Split rules currently implemented:

6. Reliability And Failure Handling

The scheduler treats every platform result separately instead of assuming that a post is all-or-nothing. This matters because real platform APIs can return transient failures or token/authentication errors.

A confirmed 18:00 online run posted successfully to all selected targets after a second cron pass for Tumblr. The final cron state archived the posted JSON and removed the matching online media folder.

Online AutoPost email summary showing post 13 as posted successfully to FB Page, Instagram, Threads, Tumblr, and Mastodon
Figure 2: Email summary evidence for the confirmed 18:00 online run; all selected platforms finished successfully.

7. UI Evidence

The interface screenshots below show the main operating surface, the date/time picker, and the online scheduling path.

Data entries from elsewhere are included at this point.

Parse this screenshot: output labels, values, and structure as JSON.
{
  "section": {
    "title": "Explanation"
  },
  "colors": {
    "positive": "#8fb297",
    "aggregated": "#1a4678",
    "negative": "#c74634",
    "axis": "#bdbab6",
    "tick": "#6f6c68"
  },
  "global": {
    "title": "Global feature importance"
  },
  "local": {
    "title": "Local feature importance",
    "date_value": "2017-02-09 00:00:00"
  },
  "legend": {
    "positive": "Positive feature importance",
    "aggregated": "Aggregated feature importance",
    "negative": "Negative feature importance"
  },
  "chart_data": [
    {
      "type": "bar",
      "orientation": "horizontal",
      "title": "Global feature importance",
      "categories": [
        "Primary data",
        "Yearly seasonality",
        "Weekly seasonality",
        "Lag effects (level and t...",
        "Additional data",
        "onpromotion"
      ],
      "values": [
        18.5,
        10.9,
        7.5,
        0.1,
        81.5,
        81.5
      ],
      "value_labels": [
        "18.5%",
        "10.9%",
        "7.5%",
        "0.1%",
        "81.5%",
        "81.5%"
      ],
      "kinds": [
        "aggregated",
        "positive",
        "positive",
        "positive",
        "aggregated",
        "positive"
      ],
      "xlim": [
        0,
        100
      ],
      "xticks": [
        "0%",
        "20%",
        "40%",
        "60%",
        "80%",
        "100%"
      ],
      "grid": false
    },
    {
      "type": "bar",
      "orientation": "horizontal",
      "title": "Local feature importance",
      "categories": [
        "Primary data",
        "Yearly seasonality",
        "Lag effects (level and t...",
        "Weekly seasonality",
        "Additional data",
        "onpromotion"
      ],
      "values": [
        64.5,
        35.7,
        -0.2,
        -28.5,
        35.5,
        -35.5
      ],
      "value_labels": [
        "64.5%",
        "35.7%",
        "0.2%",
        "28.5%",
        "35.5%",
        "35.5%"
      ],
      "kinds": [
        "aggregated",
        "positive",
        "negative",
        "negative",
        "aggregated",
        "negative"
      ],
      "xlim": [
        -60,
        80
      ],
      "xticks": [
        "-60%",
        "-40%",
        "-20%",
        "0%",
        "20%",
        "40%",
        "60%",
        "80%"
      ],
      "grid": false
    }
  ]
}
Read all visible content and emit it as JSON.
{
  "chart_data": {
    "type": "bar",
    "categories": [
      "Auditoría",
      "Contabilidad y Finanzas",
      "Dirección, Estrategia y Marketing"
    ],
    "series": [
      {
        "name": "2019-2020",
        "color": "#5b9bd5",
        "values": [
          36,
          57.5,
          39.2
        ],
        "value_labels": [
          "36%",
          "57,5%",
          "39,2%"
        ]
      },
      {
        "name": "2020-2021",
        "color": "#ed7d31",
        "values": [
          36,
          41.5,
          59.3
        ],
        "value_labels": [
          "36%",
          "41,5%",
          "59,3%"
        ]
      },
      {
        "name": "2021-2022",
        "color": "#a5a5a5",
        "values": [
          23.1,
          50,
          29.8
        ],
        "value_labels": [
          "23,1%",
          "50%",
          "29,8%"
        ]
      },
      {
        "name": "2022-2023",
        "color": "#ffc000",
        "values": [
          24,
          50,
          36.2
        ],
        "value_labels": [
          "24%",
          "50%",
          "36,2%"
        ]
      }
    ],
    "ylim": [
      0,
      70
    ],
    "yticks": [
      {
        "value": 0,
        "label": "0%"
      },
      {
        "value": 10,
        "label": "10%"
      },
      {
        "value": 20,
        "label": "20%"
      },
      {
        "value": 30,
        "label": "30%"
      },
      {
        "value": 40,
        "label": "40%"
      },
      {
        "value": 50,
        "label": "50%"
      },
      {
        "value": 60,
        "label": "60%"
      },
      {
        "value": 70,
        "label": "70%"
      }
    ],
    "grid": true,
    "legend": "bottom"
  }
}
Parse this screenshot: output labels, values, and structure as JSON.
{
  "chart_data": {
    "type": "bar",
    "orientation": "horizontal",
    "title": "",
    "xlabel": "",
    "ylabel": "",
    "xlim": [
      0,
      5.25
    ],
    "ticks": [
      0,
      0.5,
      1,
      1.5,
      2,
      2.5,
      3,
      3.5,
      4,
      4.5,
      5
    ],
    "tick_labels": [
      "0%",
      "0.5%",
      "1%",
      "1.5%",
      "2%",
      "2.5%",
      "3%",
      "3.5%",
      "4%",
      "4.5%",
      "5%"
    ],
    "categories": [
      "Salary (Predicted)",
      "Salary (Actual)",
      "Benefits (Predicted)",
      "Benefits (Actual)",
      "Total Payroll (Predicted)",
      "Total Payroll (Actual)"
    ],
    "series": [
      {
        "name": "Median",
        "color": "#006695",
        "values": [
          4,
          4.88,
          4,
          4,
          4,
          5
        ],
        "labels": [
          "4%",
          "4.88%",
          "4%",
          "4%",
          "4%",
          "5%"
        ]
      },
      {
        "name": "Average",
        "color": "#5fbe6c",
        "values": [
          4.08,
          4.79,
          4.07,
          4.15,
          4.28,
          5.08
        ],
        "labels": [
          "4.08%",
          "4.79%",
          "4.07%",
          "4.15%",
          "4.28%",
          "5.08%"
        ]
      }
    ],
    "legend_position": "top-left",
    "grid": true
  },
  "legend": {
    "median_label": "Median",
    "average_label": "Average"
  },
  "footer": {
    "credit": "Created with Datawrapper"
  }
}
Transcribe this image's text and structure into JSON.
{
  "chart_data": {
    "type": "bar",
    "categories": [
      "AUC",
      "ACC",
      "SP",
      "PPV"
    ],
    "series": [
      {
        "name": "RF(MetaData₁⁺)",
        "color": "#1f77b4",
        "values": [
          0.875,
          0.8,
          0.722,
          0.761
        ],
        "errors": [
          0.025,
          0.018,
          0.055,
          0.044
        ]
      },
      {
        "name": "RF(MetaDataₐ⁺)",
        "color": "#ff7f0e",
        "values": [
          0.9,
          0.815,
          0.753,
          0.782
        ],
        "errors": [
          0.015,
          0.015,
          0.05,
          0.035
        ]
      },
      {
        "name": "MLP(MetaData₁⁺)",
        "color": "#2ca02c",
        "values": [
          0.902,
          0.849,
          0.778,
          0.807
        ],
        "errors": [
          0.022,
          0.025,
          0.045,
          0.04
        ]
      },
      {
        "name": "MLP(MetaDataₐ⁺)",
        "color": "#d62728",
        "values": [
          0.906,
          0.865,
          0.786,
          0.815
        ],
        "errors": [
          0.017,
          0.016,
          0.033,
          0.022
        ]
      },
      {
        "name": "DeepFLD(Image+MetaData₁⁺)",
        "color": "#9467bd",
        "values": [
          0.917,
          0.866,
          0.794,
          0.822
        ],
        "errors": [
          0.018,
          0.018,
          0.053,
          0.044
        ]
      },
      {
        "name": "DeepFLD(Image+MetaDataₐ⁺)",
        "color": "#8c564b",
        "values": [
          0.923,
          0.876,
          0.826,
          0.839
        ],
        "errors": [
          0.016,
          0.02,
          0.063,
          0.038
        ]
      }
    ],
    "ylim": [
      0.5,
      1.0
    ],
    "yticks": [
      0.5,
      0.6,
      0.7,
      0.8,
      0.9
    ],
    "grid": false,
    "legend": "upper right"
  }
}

Date and time picker window for selecting a scheduled post time
Figure 3: Dedicated date/time picker for schedule selection.
Social Media Picker online scheduling view showing online schedule and sync controls
Figure 4: Online scheduling and sync controls inside the same desktop workflow.

8. Code Exposure Decision

This public case study should not include the full code. The full implementation contains configuration paths, platform integration details, and operational wiring that should stay private or be shared only in a cleaned repository.

Best public approach:

9. Outcome

Known boundary: caption quality tuning remains an improvement area, and X auto-posting is intentionally disabled because of paid API access requirements.